Куртка, как предполагает В.К. Даржа, исконно была частью одежды тюркского воина-кочевника, которую надевали поверх доспехов; сшитая из волчьих шкур, она символизировала принадлежность человека к воинскому сословию [2003, с. 126]. С этой точкой зрения можно в принципе согласиться, поскольку из истории Евразии известно, что головные уборы и верхнюю одежду из волчьих шкур, входившие в воинский и охотничий костюмы, носили многие древние и современные народы. Выстраивается последовательная цепочка трансформации меховой куртки тюркомонгольских народов Центральной Азии: изначально она была одеждой древнетюркского конного воина (возможно, тувинская хурме в силу своей архаичности ближе всего куртке-прототипу), затем – воинов более поздних средневековых народов (тюркских и монгольских), тогда же ее стали шить из шкур не только волков, но и других диких, а также домашних животных, она вошла в гардероб женщины, приобрела функции повседневной и промысловой (охотничьей) одежды, наконец, в позднем средневековье у некоторых народов (в т.ч. бурят) модифицировалась – утратила воротник и приобрела подкладку из ткани.

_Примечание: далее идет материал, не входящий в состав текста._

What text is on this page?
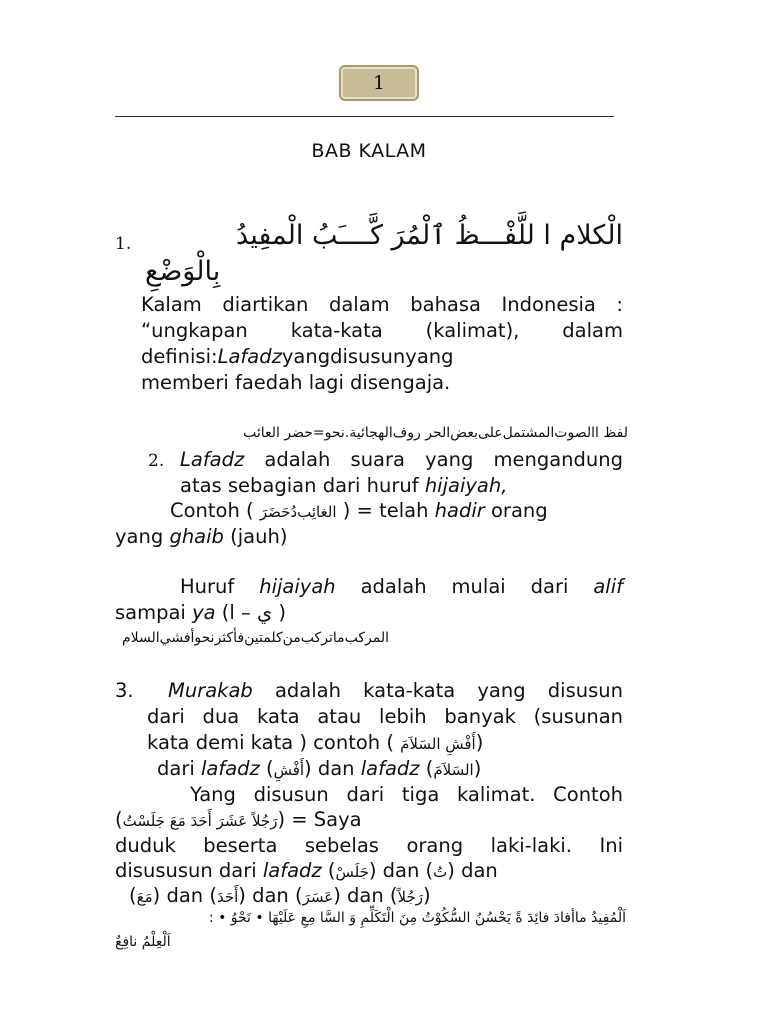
1
BAB KALAM
1.	الْكلام ا للَّفْـــظُ ٱلْمُرَ كَّــــَبُ الْمفِيدُ
بِالْوَضْعِ
Kalam diartikan dalam bahasa Indonesia :
“ungkapan kata-kata (kalimat), dalam
definisi:Lafadzyangdisusunyang
memberi faedah lagi disengaja.
لفظ االصوت‌المشتمل‌على‌بعض‌الحر روف‌الهجائية.نحو=حضر العائب
2. Lafadz adalah suara yang mengandung
atas sebagian dari huruf hijaiyah,
Contoh ( الغائِب‌دُحَضَرَ ) = telah hadir orang
yang ghaib (jauh)
Huruf hijaiyah adalah mulai dari alif
sampai ya (ي – ا )
المركب‌ماتركب‌من‌كلمتين‌فأكثر‌نحو‌أفشي‌السلام
3. Murakab adalah kata-kata yang disusun
dari dua kata atau lebih banyak (susunan
kata demi kata ) contoh ( أَفْشِ السَلاَمَ)
dari lafadz (أَفْشِ) dan lafadz (السَلاَمَ)
Yang disusun dari tiga kalimat. Contoh
(رَجُلاً عَشَرَ أَحَدَ مَعَ جَلَسْتُ) = Saya
duduk beserta sebelas orang laki-laki. Ini
disususun dari lafadz (جَلَسْ) dan (تُ) dan
(مَعَ) dan (أَحَدَ) dan (عَسَرَ) dan (رَجُلاً)
اَلْمُفِيدُ ماأفادَ فائِدَ ةً يَحْسُنُ السُّكُوْتُ مِنَ الْتَكَلِّمِ وَ السَّا مِعِ عَلَيْهَا • نَحْوُ • :
اَلْعِلْمُ نافِعٌ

Некоторую неясность в изучение опояски верхней одежды вносят переводы цитируемой работы Э.И. Иде-са, когда одни и те же места в тексте подаются по-разному и могут увести читателя от истины. Так, в работе М.П. Алексеева «Сибирь в известиях западно-европейских путешественников и писателей», изданной в 1941 г., в приводимом отрывке из книги И. Идеса отмечено, что буряты подпоясываются «кушаками или широким поясом, отделанным железом» (цит. по: [Алексеев, 1941, с. 522]), а в последнем переиздании этого же труда [2006, с. 423], как и в отдельном издании дневниковых записей Э.И. Идеса и А. Бранда, кушаки вообще не упоминаются. Небезынтересно, что на гравюре «Буряты», опубликованной в сочинении Э.И. Идеса, у изображенных буряток отчетливо видны матерчатые пояса (рис. 1). Однако сам Э.И. Идес утверждал, что и мужчины, и женщины носили кожаные пояса [Идес,

Рис. 1 . Бурятка [Идес, Бранд, 1967, с. 133].

Рис. 2. «Брацкая девушка в Удинском остроге...» [Георги, 1799, с. 33].

Бранд, 1967, с. 134]. Чтобы разобраться в возникшей путанице, нужно рассмотреть, как обстояло дело с этим элементом одежды в последующее время – в XVIII в.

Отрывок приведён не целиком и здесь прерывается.